Un métier de crève-la-faim

Fidèles à  eux-même, Dominique et Benoît Hébert hébergent de nouveau un artiste dans leur chai du château de Salles d’Armagnac. Tout le mois de juillet, riverains et estivants sont invités à  découvrir l’oeuvre captivante de Mika.L, artiste peintre local qui peint contre vents et marées depuis près de 30 ans.

Une vision du chaos

Mika.L sort d’une période très inspirée durant laquelle il a produit toute une exploration du chaos, un patchwork émotionnel à  l’état brut. « Je peins surtout le matin, 5 à  6 heures, avant midi. Il s’agit souvent de l’expression de mon état émotionnel du jour.
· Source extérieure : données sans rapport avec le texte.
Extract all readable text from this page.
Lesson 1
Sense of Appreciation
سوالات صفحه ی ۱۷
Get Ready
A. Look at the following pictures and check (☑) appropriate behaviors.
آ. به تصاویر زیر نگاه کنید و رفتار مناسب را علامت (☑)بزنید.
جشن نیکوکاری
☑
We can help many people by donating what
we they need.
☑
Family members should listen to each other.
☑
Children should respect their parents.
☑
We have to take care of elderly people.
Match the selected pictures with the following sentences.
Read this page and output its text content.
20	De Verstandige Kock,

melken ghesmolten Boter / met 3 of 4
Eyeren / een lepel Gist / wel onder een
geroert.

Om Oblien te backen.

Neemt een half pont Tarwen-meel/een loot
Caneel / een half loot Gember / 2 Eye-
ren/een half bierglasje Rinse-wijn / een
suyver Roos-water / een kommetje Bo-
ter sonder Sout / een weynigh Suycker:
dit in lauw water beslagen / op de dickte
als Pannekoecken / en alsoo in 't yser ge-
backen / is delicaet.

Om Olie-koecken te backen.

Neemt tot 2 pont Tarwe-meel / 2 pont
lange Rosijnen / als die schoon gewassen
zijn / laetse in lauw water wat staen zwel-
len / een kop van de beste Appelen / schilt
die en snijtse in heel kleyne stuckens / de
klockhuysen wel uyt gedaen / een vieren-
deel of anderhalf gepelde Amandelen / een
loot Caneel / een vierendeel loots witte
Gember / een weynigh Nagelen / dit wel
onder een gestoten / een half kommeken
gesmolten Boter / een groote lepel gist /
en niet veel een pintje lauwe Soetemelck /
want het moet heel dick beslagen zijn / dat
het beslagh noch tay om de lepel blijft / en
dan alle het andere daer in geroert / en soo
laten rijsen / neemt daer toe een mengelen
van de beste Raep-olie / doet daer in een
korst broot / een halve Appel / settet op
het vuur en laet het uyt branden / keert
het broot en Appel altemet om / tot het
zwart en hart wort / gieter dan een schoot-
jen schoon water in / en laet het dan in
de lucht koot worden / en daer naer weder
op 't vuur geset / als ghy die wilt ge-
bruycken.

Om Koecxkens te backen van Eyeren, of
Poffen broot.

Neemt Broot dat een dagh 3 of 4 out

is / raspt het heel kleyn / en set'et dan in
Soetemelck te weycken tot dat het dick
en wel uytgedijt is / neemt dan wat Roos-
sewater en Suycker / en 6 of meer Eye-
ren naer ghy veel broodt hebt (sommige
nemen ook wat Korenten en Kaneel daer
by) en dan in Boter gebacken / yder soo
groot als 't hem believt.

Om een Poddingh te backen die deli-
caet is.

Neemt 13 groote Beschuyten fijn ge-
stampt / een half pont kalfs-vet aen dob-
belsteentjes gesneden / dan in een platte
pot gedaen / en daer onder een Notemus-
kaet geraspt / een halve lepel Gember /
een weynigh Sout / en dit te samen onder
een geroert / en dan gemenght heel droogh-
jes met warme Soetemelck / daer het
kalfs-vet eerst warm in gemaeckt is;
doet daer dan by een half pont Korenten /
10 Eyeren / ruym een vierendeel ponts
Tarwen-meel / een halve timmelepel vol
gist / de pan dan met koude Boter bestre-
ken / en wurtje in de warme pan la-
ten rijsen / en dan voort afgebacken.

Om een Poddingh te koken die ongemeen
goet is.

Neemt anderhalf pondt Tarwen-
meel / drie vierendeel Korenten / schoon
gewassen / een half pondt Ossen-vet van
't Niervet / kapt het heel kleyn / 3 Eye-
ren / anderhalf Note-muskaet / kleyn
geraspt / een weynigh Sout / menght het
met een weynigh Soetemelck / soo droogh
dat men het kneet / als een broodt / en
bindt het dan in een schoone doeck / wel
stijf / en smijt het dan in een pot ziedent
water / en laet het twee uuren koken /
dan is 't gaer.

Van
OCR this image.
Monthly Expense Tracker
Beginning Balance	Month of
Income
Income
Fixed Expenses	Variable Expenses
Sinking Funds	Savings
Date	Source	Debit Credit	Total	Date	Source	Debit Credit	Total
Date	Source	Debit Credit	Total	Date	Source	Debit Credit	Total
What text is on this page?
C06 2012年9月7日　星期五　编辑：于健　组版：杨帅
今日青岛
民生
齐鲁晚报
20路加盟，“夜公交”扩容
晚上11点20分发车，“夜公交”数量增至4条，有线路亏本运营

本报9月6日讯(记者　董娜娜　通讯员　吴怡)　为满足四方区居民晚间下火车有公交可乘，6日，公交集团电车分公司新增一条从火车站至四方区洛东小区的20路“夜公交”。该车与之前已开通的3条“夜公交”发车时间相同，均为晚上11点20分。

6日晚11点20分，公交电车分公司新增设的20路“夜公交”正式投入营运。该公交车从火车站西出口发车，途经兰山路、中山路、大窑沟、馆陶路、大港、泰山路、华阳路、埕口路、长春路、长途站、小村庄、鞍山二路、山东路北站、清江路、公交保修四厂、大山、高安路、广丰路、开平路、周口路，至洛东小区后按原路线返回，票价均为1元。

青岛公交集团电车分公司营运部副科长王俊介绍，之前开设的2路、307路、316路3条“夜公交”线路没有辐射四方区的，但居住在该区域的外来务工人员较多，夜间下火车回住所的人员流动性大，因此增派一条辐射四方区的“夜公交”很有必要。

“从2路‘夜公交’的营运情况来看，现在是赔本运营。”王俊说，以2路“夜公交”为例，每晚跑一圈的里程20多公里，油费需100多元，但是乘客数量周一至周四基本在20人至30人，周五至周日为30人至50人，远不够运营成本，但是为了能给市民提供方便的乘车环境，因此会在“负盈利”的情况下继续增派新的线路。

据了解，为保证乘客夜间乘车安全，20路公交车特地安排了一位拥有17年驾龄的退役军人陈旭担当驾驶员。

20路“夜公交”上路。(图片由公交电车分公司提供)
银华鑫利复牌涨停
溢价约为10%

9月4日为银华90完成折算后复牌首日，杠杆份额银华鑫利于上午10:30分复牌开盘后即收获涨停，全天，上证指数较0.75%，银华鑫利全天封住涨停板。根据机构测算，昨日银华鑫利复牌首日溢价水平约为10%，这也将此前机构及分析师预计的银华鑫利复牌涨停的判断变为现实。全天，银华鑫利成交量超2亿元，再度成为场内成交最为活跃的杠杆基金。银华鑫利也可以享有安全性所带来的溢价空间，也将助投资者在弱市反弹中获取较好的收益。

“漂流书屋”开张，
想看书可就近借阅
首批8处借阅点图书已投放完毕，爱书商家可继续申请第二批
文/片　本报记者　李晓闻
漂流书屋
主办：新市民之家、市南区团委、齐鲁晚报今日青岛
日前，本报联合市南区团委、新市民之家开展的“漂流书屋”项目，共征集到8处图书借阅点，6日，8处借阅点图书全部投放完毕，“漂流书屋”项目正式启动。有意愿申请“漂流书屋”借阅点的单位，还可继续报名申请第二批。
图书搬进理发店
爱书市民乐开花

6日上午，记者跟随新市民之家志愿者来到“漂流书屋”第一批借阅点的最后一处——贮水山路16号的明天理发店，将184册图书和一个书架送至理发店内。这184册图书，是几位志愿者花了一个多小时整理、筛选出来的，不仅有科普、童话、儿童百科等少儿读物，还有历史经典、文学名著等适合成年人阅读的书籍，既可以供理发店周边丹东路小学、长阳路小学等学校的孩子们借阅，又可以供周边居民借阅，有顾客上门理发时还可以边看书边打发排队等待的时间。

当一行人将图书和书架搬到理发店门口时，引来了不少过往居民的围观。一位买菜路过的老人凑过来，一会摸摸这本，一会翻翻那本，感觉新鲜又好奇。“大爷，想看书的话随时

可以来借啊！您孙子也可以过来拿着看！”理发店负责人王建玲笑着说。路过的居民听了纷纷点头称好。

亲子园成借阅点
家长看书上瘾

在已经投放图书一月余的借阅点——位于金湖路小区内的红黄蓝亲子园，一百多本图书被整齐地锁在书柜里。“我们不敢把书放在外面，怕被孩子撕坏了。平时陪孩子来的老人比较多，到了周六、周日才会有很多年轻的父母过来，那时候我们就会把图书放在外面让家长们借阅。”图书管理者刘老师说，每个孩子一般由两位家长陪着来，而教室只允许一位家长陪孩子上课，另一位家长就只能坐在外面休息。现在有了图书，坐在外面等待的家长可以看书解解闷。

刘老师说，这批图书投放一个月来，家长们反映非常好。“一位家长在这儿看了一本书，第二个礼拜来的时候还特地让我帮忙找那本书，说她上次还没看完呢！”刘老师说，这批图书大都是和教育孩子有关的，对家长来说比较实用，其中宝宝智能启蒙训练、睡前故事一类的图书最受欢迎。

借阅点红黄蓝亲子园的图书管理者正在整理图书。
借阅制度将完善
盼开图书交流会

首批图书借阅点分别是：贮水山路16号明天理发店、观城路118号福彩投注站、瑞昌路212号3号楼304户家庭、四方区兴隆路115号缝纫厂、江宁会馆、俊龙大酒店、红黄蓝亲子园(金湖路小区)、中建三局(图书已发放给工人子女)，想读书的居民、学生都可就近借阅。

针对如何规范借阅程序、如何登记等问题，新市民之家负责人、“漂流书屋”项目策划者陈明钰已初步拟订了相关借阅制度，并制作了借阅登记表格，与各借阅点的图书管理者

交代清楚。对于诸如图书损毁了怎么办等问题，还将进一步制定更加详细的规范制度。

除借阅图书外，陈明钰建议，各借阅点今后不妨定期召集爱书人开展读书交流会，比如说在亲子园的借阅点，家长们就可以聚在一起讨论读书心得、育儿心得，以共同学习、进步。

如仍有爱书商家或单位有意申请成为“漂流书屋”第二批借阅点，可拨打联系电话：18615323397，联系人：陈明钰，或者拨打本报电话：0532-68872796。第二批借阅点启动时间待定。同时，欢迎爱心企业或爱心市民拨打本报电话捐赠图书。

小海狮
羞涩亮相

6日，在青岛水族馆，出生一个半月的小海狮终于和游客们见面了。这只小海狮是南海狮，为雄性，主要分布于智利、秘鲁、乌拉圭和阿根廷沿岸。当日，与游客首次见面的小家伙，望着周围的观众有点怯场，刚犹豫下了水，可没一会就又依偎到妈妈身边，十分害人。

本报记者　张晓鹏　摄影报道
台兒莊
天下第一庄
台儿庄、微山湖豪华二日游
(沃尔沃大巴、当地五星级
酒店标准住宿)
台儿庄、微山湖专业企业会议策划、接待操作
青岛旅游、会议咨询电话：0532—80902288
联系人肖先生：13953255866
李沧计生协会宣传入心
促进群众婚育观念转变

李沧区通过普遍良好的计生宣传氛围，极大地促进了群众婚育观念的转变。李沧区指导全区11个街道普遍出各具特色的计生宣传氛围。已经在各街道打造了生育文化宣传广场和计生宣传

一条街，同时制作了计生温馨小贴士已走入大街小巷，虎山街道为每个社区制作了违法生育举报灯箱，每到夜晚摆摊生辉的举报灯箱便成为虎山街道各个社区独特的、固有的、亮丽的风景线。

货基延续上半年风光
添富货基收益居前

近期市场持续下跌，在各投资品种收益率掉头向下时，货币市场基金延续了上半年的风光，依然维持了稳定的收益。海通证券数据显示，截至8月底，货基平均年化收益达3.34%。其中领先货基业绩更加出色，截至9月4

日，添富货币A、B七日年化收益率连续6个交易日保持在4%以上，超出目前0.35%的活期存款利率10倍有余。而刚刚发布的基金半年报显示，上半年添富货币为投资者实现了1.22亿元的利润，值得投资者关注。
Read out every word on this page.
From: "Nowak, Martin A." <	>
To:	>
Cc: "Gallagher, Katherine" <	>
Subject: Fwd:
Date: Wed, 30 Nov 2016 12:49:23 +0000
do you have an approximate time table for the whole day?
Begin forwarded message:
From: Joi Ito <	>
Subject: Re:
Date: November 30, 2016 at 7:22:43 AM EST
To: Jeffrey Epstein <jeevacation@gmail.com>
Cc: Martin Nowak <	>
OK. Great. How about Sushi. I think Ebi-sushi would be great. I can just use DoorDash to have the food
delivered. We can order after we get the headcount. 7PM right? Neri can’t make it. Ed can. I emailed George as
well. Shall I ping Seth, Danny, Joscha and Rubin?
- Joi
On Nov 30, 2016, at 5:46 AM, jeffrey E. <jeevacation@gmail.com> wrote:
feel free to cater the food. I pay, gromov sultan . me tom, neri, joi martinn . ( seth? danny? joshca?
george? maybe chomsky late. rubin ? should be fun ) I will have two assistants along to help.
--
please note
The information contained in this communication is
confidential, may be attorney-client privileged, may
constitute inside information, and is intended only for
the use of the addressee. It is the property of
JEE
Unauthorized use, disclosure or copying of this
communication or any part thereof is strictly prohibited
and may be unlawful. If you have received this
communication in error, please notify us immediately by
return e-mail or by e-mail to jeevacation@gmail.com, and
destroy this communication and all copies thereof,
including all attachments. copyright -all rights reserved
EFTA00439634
La composition me prend de 15 à  30 minutes, puis j’applique mes glacis… Quand je ne suis pas inspiré, je fait dans le figuratif, je produis des portraits. Il n’est pas nécessaire d’être inspiré pour le figuratif, mais cela permet de travailler la technique. »

Artiste avant tout, Mika.L connait des pauses artistiques récurentes : « Quand je n’ai plus d’argent, j’arrête de peindre et je vais travailler. C’est comme cela que je suis artisan-paysagiste par ailleurs. La peinture est un métier de créve-la-faim, mais si elle me permettait d’en vivre, cela deviendrait peut-être alors un travail, et cela pourrait alors ne plus me plaire du tout. », conclut-il dans un grand éclat de rire.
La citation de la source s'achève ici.